In installations from 2016 to 2020, Mukherjee has extended the dimensionality of his work beyond relief to full sculpture. The 48 ft wall-piece Elemental (2016) employed eight folded aluminum panels whose colors and painted forms call to mind molten lava or an evolving universe. In exhibitions at 68 Projects ("Molting the Fractured," Berlin, 2017) and The Kitchen ("On Whiteness," 2018) he presented hand-molded, human-sized aluminum works coated in acrylic that hung from the ceiling and reached the floor; the latter show's Tree Skin (2018) consisted of two pieces that reference oak tree trunks as a corporeal stand-in, evoking both callused and weathered flesh and the sites of lynching to address the violence perpetrated against non-white bodies.

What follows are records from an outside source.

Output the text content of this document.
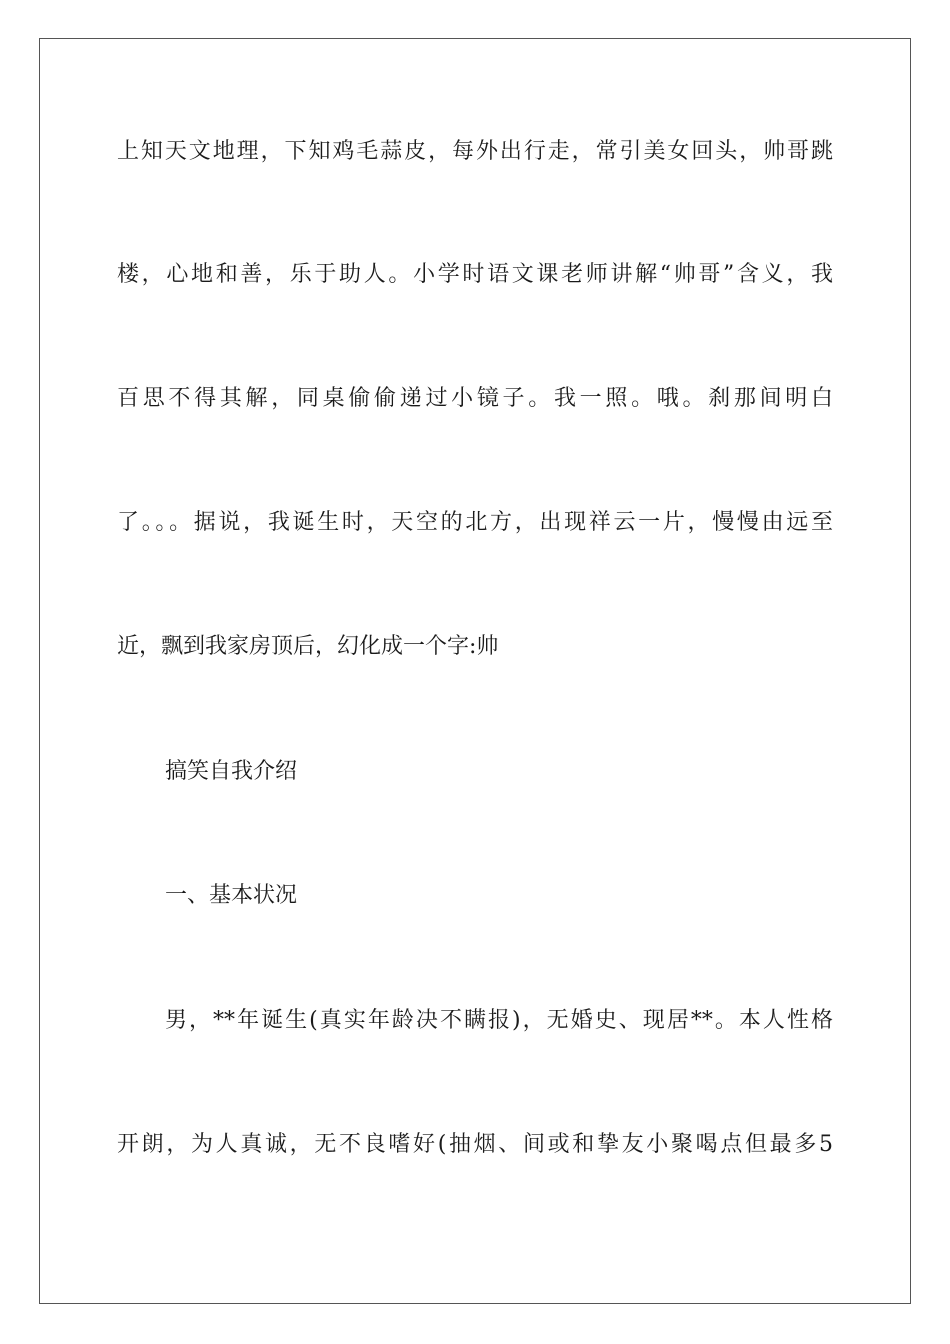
上知天文地理，下知鸡毛蒜皮，每外出行走，常引美女回头，帅哥跳
楼，心地和善，乐于助人。小学时语文课老师讲解“帅哥”含义，我
百思不得其解，同桌偷偷递过小镜子。我一照。哦。刹那间明白
了。。。据说，我诞生时，天空的北方，出现祥云一片，慢慢由远至
近，飘到我家房顶后，幻化成一个字:帅
搞笑自我介绍
一、基本状况
男，**年诞生(真实年龄决不瞒报)，无婚史、现居**。本人性格
开朗，为人真诚，无不良嗜好(抽烟、间或和挚友小聚喝点但最多5
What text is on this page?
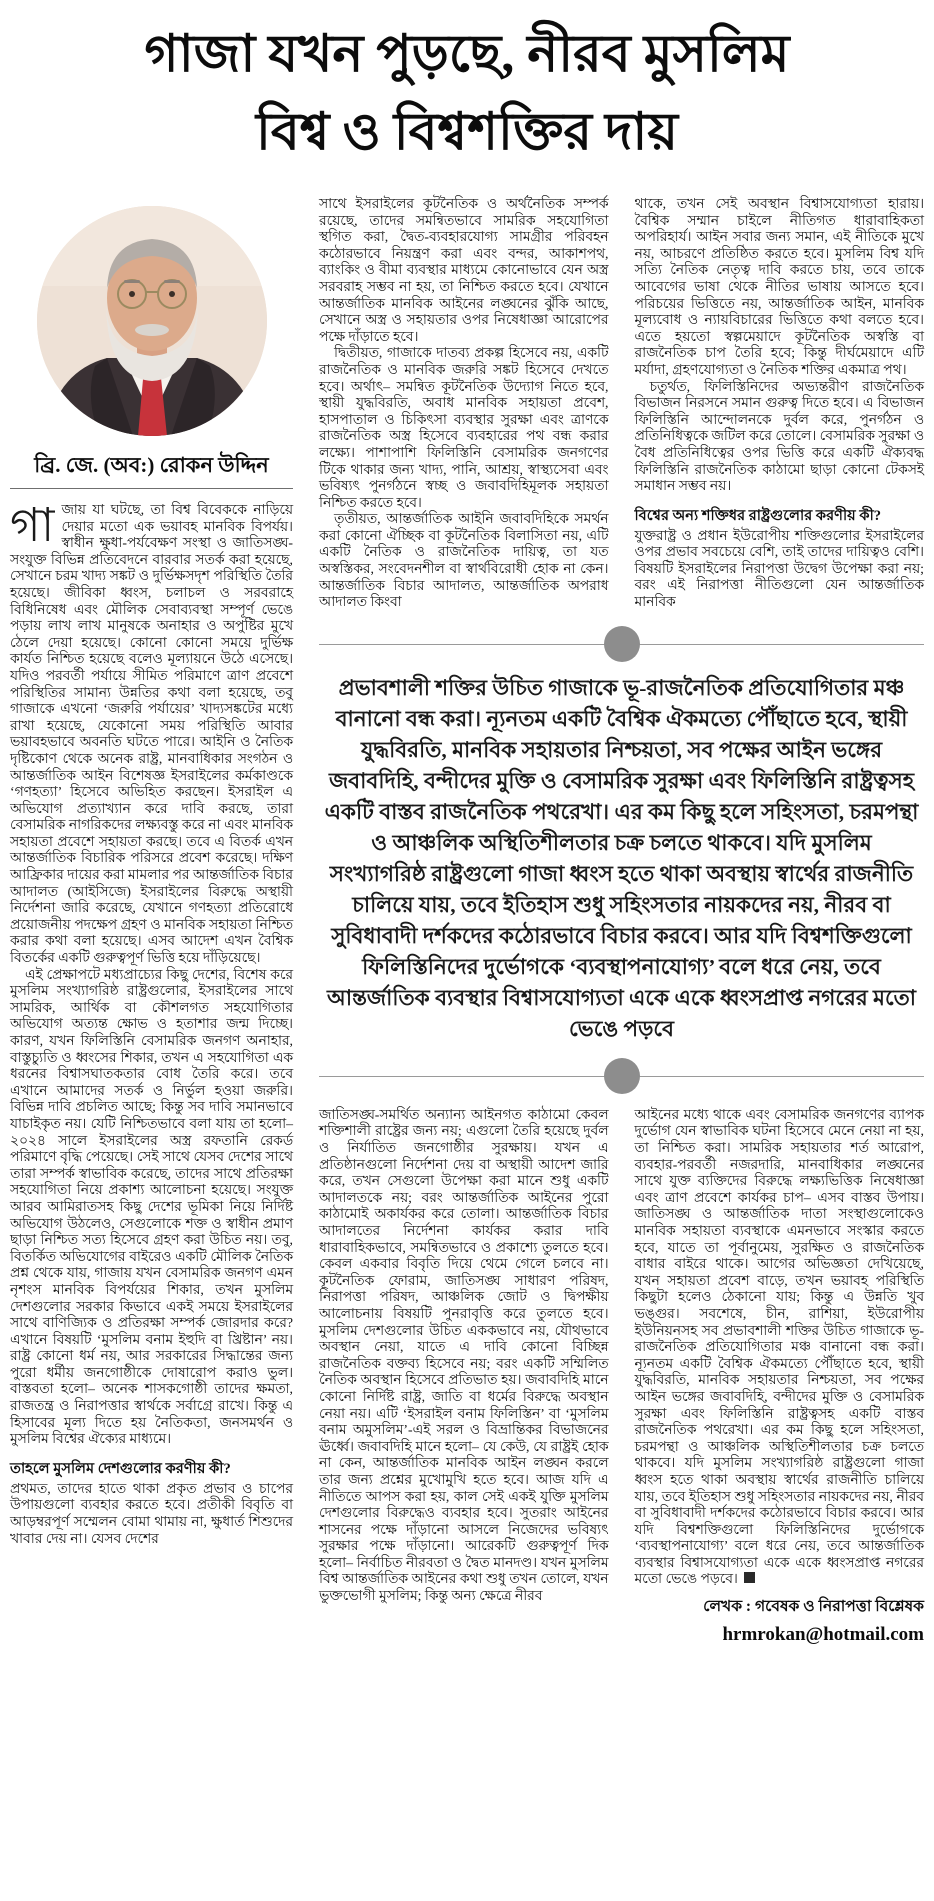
গাজা যখন পুড়ছে, নীরব মুসলিম
বিশ্ব ও বিশ্বশক্তির দায়
ব্রি. জে. (অব:) রোকন উদ্দিন

গাজায় যা ঘটছে, তা বিশ্ব বিবেককে নাড়িয়ে দেয়ার মতো এক ভয়াবহ মানবিক বিপর্যয়। স্বাধীন ক্ষুধা-পর্যবেক্ষণ সংস্থা ও জাতিসঙ্ঘ-সংযুক্ত বিভিন্ন প্রতিবেদনে বারবার সতর্ক করা হয়েছে, সেখানে চরম খাদ্য সঙ্কট ও দুর্ভিক্ষসদৃশ পরিস্থিতি তৈরি হয়েছে। জীবিকা ধ্বংস, চলাচল ও সরবরাহে বিধিনিষেধ এবং মৌলিক সেবাব্যবস্থা সম্পূর্ণ ভেঙে পড়ায় লাখ লাখ মানুষকে অনাহার ও অপুষ্টির মুখে ঠেলে দেয়া হয়েছে। কোনো কোনো সময়ে দুর্ভিক্ষ কার্যত নিশ্চিত হয়েছে বলেও মূল্যায়নে উঠে এসেছে। যদিও পরবর্তী পর্যায়ে সীমিত পরিমাণে ত্রাণ প্রবেশে পরিস্থিতির সামান্য উন্নতির কথা বলা হয়েছে, তবু গাজাকে এখনো ‘জরুরি পর্যায়ের’ খাদ্যসঙ্কটের মধ্যে রাখা হয়েছে, যেকোনো সময় পরিস্থিতি আবার ভয়াবহভাবে অবনতি ঘটতে পারে। আইনি ও নৈতিক দৃষ্টিকোণ থেকে অনেক রাষ্ট্র, মানবাধিকার সংগঠন ও আন্তর্জাতিক আইন বিশেষজ্ঞ ইসরাইলের কর্মকাণ্ডকে ‘গণহত্যা’ হিসেবে অভিহিত করছেন। ইসরাইল এ অভিযোগ প্রত্যাখ্যান করে দাবি করছে, তারা বেসামরিক নাগরিকদের লক্ষ্যবস্তু করে না এবং মানবিক সহায়তা প্রবেশে সহায়তা করছে। তবে এ বিতর্ক এখন আন্তর্জাতিক বিচারিক পরিসরে প্রবেশ করেছে। দক্ষিণ আফ্রিকার দায়ের করা মামলার পর আন্তর্জাতিক বিচার আদালত (আইসিজে) ইসরাইলের বিরুদ্ধে অস্থায়ী নির্দেশনা জারি করেছে, যেখানে গণহত্যা প্রতিরোধে প্রয়োজনীয় পদক্ষেপ গ্রহণ ও মানবিক সহায়তা নিশ্চিত করার কথা বলা হয়েছে। এসব আদেশ এখন বৈশ্বিক বিতর্কের একটি গুরুত্বপূর্ণ ভিত্তি হয়ে দাঁড়িয়েছে।

এই প্রেক্ষাপটে মধ্যপ্রাচ্যের কিছু দেশের, বিশেষ করে মুসলিম সংখ্যাগরিষ্ঠ রাষ্ট্রগুলোর, ইসরাইলের সাথে সামরিক, আর্থিক বা কৌশলগত সহযোগিতার অভিযোগ অত্যন্ত ক্ষোভ ও হতাশার জন্ম দিচ্ছে। কারণ, যখন ফিলিস্তিনি বেসামরিক জনগণ অনাহার, বাস্তুচ্যুতি ও ধ্বংসের শিকার, তখন এ সহযোগিতা এক ধরনের বিশ্বাসঘাতকতার বোধ তৈরি করে। তবে এখানে আমাদের সতর্ক ও নির্ভুল হওয়া জরুরি। বিভিন্ন দাবি প্রচলিত আছে; কিন্তু সব দাবি সমানভাবে যাচাইকৃত নয়। যেটি নিশ্চিতভাবে বলা যায় তা হলো– ২০২৪ সালে ইসরাইলের অস্ত্র রফতানি রেকর্ড পরিমাণে বৃদ্ধি পেয়েছে। সেই সাথে যেসব দেশের সাথে তারা সম্পর্ক স্বাভাবিক করেছে, তাদের সাথে প্রতিরক্ষা সহযোগিতা নিয়ে প্রকাশ্য আলোচনা হয়েছে। সংযুক্ত আরব আমিরাতসহ কিছু দেশের ভূমিকা নিয়ে নির্দিষ্ট অভিযোগ উঠলেও, সেগুলোকে শক্ত ও স্বাধীন প্রমাণ ছাড়া নিশ্চিত সত্য হিসেবে গ্রহণ করা উচিত নয়। তবু, বিতর্কিত অভিযোগের বাইরেও একটি মৌলিক নৈতিক প্রশ্ন থেকে যায়, গাজায় যখন বেসামরিক জনগণ এমন নৃশংস মানবিক বিপর্যয়ের শিকার, তখন মুসলিম দেশগুলোর সরকার কিভাবে একই সময়ে ইসরাইলের সাথে বাণিজ্যিক ও প্রতিরক্ষা সম্পর্ক জোরদার করে? এখানে বিষয়টি ‘মুসলিম বনাম ইহুদি বা খ্রিষ্টান’ নয়। রাষ্ট্র কোনো ধর্ম নয়, আর সরকারের সিদ্ধান্তের জন্য পুরো ধর্মীয় জনগোষ্ঠীকে দোষারোপ করাও ভুল। বাস্তবতা হলো– অনেক শাসকগোষ্ঠী তাদের ক্ষমতা, রাজতন্ত্র ও নিরাপত্তার স্বার্থকে সর্বাগ্রে রাখে। কিন্তু এ হিসাবের মূল্য দিতে হয় নৈতিকতা, জনসমর্থন ও মুসলিম বিশ্বের ঐক্যের মাধ্যমে।

তাহলে মুসলিম দেশগুলোর করণীয় কী?

প্রথমত, তাদের হাতে থাকা প্রকৃত প্রভাব ও চাপের উপায়গুলো ব্যবহার করতে হবে। প্রতীকী বিবৃতি বা আড়ম্বরপূর্ণ সম্মেলন বোমা থামায় না, ক্ষুধার্ত শিশুদের খাবার দেয় না। যেসব দেশের

সাথে ইসরাইলের কূটনৈতিক ও অর্থনৈতিক সম্পর্ক রয়েছে, তাদের সমন্বিতভাবে সামরিক সহযোগিতা স্থগিত করা, দ্বৈত-ব্যবহারযোগ্য সামগ্রীর পরিবহন কঠোরভাবে নিয়ন্ত্রণ করা এবং বন্দর, আকাশপথ, ব্যাংকিং ও বীমা ব্যবস্থার মাধ্যমে কোনোভাবে যেন অস্ত্র সরবরাহ সম্ভব না হয়, তা নিশ্চিত করতে হবে। যেখানে আন্তর্জাতিক মানবিক আইনের লঙ্ঘনের ঝুঁকি আছে, সেখানে অস্ত্র ও সহায়তার ওপর নিষেধাজ্ঞা আরোপের পক্ষে দাঁড়াতে হবে।

দ্বিতীয়ত, গাজাকে দাতব্য প্রকল্প হিসেবে নয়, একটি রাজনৈতিক ও মানবিক জরুরি সঙ্কট হিসেবে দেখতে হবে। অর্থাৎ– সমন্বিত কূটনৈতিক উদ্যোগ নিতে হবে, স্থায়ী যুদ্ধবিরতি, অবাধ মানবিক সহায়তা প্রবেশ, হাসপাতাল ও চিকিৎসা ব্যবস্থার সুরক্ষা এবং ত্রাণকে রাজনৈতিক অস্ত্র হিসেবে ব্যবহারের পথ বন্ধ করার লক্ষ্যে। পাশাপাশি ফিলিস্তিনি বেসামরিক জনগণের টিকে থাকার জন্য খাদ্য, পানি, আশ্রয়, স্বাস্থ্যসেবা এবং ভবিষ্যৎ পুনর্গঠনে স্বচ্ছ ও জবাবদিহিমূলক সহায়তা নিশ্চিত করতে হবে।

তৃতীয়ত, আন্তর্জাতিক আইনি জবাবদিহিকে সমর্থন করা কোনো ঐচ্ছিক বা কূটনৈতিক বিলাসিতা নয়, এটি একটি নৈতিক ও রাজনৈতিক দায়িত্ব, তা যত অস্বস্তিকর, সংবেদনশীল বা স্বার্থবিরোধী হোক না কেন। আন্তর্জাতিক বিচার আদালত, আন্তর্জাতিক অপরাধ আদালত কিংবা

থাকে, তখন সেই অবস্থান বিশ্বাসযোগ্যতা হারায়। বৈশ্বিক সম্মান চাইলে নীতিগত ধারাবাহিকতা অপরিহার্য। আইন সবার জন্য সমান, এই নীতিকে মুখে নয়, আচরণে প্রতিষ্ঠিত করতে হবে। মুসলিম বিশ্ব যদি সত্যি নৈতিক নেতৃত্ব দাবি করতে চায়, তবে তাকে আবেগের ভাষা থেকে নীতির ভাষায় আসতে হবে। পরিচয়ের ভিত্তিতে নয়, আন্তর্জাতিক আইন, মানবিক মূল্যবোধ ও ন্যায়বিচারের ভিত্তিতে কথা বলতে হবে। এতে হয়তো স্বল্পমেয়াদে কূটনৈতিক অস্বস্তি বা রাজনৈতিক চাপ তৈরি হবে; কিন্তু দীর্ঘমেয়াদে এটি মর্যাদা, গ্রহণযোগ্যতা ও নৈতিক শক্তির একমাত্র পথ।

চতুর্থত, ফিলিস্তিনিদের অভ্যন্তরীণ রাজনৈতিক বিভাজন নিরসনে সমান গুরুত্ব দিতে হবে। এ বিভাজন ফিলিস্তিনি আন্দোলনকে দুর্বল করে, পুনর্গঠন ও প্রতিনিধিত্বকে জটিল করে তোলে। বেসামরিক সুরক্ষা ও বৈধ প্রতিনিধিত্বের ওপর ভিত্তি করে একটি ঐক্যবদ্ধ ফিলিস্তিনি রাজনৈতিক কাঠামো ছাড়া কোনো টেকসই সমাধান সম্ভব নয়।

বিশ্বের অন্য শক্তিধর রাষ্ট্রগুলোর করণীয় কী?

যুক্তরাষ্ট্র ও প্রধান ইউরোপীয় শক্তিগুলোর ইসরাইলের ওপর প্রভাব সবচেয়ে বেশি, তাই তাদের দায়িত্বও বেশি। বিষয়টি ইসরাইলের নিরাপত্তা উদ্বেগ উপেক্ষা করা নয়; বরং এই নিরাপত্তা নীতিগুলো যেন আন্তর্জাতিক মানবিক

প্রভাবশালী শক্তির উচিত গাজাকে ভূ-রাজনৈতিক প্রতিযোগিতার মঞ্চ বানানো বন্ধ করা। ন্যূনতম একটি বৈশ্বিক ঐকমত্যে পৌঁছাতে হবে, স্থায়ী যুদ্ধবিরতি, মানবিক সহায়তার নিশ্চয়তা, সব পক্ষের আইন ভঙ্গের জবাবদিহি, বন্দীদের মুক্তি ও বেসামরিক সুরক্ষা এবং ফিলিস্তিনি রাষ্ট্রত্বসহ একটি বাস্তব রাজনৈতিক পথরেখা। এর কম কিছু হলে সহিংসতা, চরমপন্থা ও আঞ্চলিক অস্থিতিশীলতার চক্র চলতে থাকবে। যদি মুসলিম সংখ্যাগরিষ্ঠ রাষ্ট্রগুলো গাজা ধ্বংস হতে থাকা অবস্থায় স্বার্থের রাজনীতি চালিয়ে যায়, তবে ইতিহাস শুধু সহিংসতার নায়কদের নয়, নীরব বা সুবিধাবাদী দর্শকদের কঠোরভাবে বিচার করবে। আর যদি বিশ্বশক্তিগুলো ফিলিস্তিনিদের দুর্ভোগকে ‘ব্যবস্থাপনাযোগ্য’ বলে ধরে নেয়, তবে আন্তর্জাতিক ব্যবস্থার বিশ্বাসযোগ্যতা একে একে ধ্বংসপ্রাপ্ত নগরের মতো ভেঙে পড়বে

জাতিসঙ্ঘ-সমর্থিত অন্যান্য আইনগত কাঠামো কেবল শক্তিশালী রাষ্ট্রের জন্য নয়; এগুলো তৈরি হয়েছে দুর্বল ও নির্যাতিত জনগোষ্ঠীর সুরক্ষায়। যখন এ প্রতিষ্ঠানগুলো নির্দেশনা দেয় বা অস্থায়ী আদেশ জারি করে, তখন সেগুলো উপেক্ষা করা মানে শুধু একটি আদালতকে নয়; বরং আন্তর্জাতিক আইনের পুরো কাঠামোই অকার্যকর করে তোলা। আন্তর্জাতিক বিচার আদালতের নির্দেশনা কার্যকর করার দাবি ধারাবাহিকভাবে, সমন্বিতভাবে ও প্রকাশ্যে তুলতে হবে। কেবল একবার বিবৃতি দিয়ে থেমে গেলে চলবে না। কূটনৈতিক ফোরাম, জাতিসঙ্ঘ সাধারণ পরিষদ, নিরাপত্তা পরিষদ, আঞ্চলিক জোট ও দ্বিপক্ষীয় আলোচনায় বিষয়টি পুনরাবৃত্তি করে তুলতে হবে। মুসলিম দেশগুলোর উচিত এককভাবে নয়, যৌথভাবে অবস্থান নেয়া, যাতে এ দাবি কোনো বিচ্ছিন্ন রাজনৈতিক বক্তব্য হিসেবে নয়; বরং একটি সম্মিলিত নৈতিক অবস্থান হিসেবে প্রতিভাত হয়। জবাবদিহি মানে কোনো নির্দিষ্ট রাষ্ট্র, জাতি বা ধর্মের বিরুদ্ধে অবস্থান নেয়া নয়। এটি ‘ইসরাইল বনাম ফিলিস্তিন’ বা ‘মুসলিম বনাম অমুসলিম’-এই সরল ও বিভ্রান্তিকর বিভাজনের ঊর্ধ্বে। জবাবদিহি মানে হলো– যে কেউ, যে রাষ্ট্রই হোক না কেন, আন্তর্জাতিক মানবিক আইন লঙ্ঘন করলে তার জন্য প্রশ্নের মুখোমুখি হতে হবে। আজ যদি এ নীতিতে আপস করা হয়, কাল সেই একই যুক্তি মুসলিম দেশগুলোর বিরুদ্ধেও ব্যবহার হবে। সুতরাং আইনের শাসনের পক্ষে দাঁড়ানো আসলে নিজেদের ভবিষ্যৎ সুরক্ষার পক্ষে দাঁড়ানো। আরেকটি গুরুত্বপূর্ণ দিক হলো– নির্বাচিত নীরবতা ও দ্বৈত মানদণ্ড। যখন মুসলিম বিশ্ব আন্তর্জাতিক আইনের কথা শুধু তখন তোলে, যখন ভুক্তভোগী মুসলিম; কিন্তু অন্য ক্ষেত্রে নীরব

আইনের মধ্যে থাকে এবং বেসামরিক জনগণের ব্যাপক দুর্ভোগ যেন স্বাভাবিক ঘটনা হিসেবে মেনে নেয়া না হয়, তা নিশ্চিত করা। সামরিক সহায়তার শর্ত আরোপ, ব্যবহার-পরবর্তী নজরদারি, মানবাধিকার লঙ্ঘনের সাথে যুক্ত ব্যক্তিদের বিরুদ্ধে লক্ষ্যভিত্তিক নিষেধাজ্ঞা এবং ত্রাণ প্রবেশে কার্যকর চাপ– এসব বাস্তব উপায়। জাতিসঙ্ঘ ও আন্তর্জাতিক দাতা সংস্থাগুলোকেও মানবিক সহায়তা ব্যবস্থাকে এমনভাবে সংস্কার করতে হবে, যাতে তা পূর্বানুমেয়, সুরক্ষিত ও রাজনৈতিক বাধার বাইরে থাকে। আগের অভিজ্ঞতা দেখিয়েছে, যখন সহায়তা প্রবেশ বাড়ে, তখন ভয়াবহ পরিস্থিতি কিছুটা হলেও ঠেকানো যায়; কিন্তু এ উন্নতি খুব ভঙ্গুর। সবশেষে, চীন, রাশিয়া, ইউরোপীয় ইউনিয়নসহ সব প্রভাবশালী শক্তির উচিত গাজাকে ভূ-রাজনৈতিক প্রতিযোগিতার মঞ্চ বানানো বন্ধ করা। ন্যূনতম একটি বৈশ্বিক ঐকমত্যে পৌঁছাতে হবে, স্থায়ী যুদ্ধবিরতি, মানবিক সহায়তার নিশ্চয়তা, সব পক্ষের আইন ভঙ্গের জবাবদিহি, বন্দীদের মুক্তি ও বেসামরিক সুরক্ষা এবং ফিলিস্তিনি রাষ্ট্রত্বসহ একটি বাস্তব রাজনৈতিক পথরেখা। এর কম কিছু হলে সহিংসতা, চরমপন্থা ও আঞ্চলিক অস্থিতিশীলতার চক্র চলতে থাকবে। যদি মুসলিম সংখ্যাগরিষ্ঠ রাষ্ট্রগুলো গাজা ধ্বংস হতে থাকা অবস্থায় স্বার্থের রাজনীতি চালিয়ে যায়, তবে ইতিহাস শুধু সহিংসতার নায়কদের নয়, নীরব বা সুবিধাবাদী দর্শকদের কঠোরভাবে বিচার করবে। আর যদি বিশ্বশক্তিগুলো ফিলিস্তিনিদের দুর্ভোগকে ‘ব্যবস্থাপনাযোগ্য’ বলে ধরে নেয়, তবে আন্তর্জাতিক ব্যবস্থার বিশ্বাসযোগ্যতা একে একে ধ্বংসপ্রাপ্ত নগরের মতো ভেঙে পড়বে।

লেখক : গবেষক ও নিরাপত্তা বিশ্লেষক
hrmrokan@hotmail.com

==Recognition and collections==
Mukherjee has received fellowships from the John Simon Guggenheim Memorial Foundation and Villa Aurora & Thomas Mann House e.V. (both in 2017), the City of Los Angeles Department of Cultural Affairs (COLA, 2015–6), and the California Community Foundation (2009). He has been awarded public art commissions for permanent installations in Los Angeles—at SoFi Stadium and the Facebook Headquarters in 2020—and in Toledo, Ohio, at the James M. Ashley and Thomas W.L. Ashley United States Courthouse, also in 2020.

Mukherjee's work belongs to the public collections of the Museum of Modern Art, Museum of Contemporary Art Los Angeles, Los Angeles County Museum of Art, Hammer Museum, Colección Jumex (Mexico City), Kiran Nadar Museum of Art (New Delhi), Nerman Museum of Contemporary Art, Orange County Museum of Art, Portland Art Museum, San Jose Museum of Art, and Weatherspoon Art Museum, in addition to several private, corporate and college collections.